Recently, a reader named Alton Zheng left a comment on my previous post, asking a challenging question: How do you approach teaching or mentoring others to maintain an "old school" engineering mindset in today’s AI-driven environment?

This made me reflect deeply on my years as an instructor. Long before the advent of Large Language Models, I always operated under a core principle: software development — when understood not merely as typing syntax, but as architecting solutions — is fundamentally rooted in philosophy. I am not talking about textbook academic philosophy, though perhaps that would help too. I am talking about a structural mindset. Of course, as engineers, we must eventually translate thought into practice and deliver a concrete, working result.

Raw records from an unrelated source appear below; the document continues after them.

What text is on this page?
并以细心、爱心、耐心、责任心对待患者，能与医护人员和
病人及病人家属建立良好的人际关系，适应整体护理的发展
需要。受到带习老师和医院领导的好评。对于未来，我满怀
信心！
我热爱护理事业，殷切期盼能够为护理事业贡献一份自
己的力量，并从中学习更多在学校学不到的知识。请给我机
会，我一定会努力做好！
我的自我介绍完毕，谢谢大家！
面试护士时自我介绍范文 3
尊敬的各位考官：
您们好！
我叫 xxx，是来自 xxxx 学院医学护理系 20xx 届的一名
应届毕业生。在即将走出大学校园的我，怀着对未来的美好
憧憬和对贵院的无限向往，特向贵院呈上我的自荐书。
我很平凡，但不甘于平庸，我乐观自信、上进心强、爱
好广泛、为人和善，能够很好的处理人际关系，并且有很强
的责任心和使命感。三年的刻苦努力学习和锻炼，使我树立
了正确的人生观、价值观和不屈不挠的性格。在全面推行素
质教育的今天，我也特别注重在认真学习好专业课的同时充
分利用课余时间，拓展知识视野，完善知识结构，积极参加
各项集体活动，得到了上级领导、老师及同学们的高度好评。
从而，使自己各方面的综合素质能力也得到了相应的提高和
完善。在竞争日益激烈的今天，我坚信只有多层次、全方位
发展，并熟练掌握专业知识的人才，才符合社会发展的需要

But the philosophical approach to a problem is what wins the long game.

Years ago, when I was teaching Visual Basic, I constantly drilled into my students that searching for a solution is entirely independent of the programming language. The language itself is just an implementation detail, a tool to be studied.

During the first week or two, some students would actually protest. They would look at me and say, "You aren't teaching us." They expected predefined standards, snippets to copy, and rote memorization. But I refused to give them the answers. I enforced boundaries, models, and constraints. Over time, as they realized that the solutions to complex bugs and logic loops were suddenly originating from their own reasoning without my intervention, they finally understood.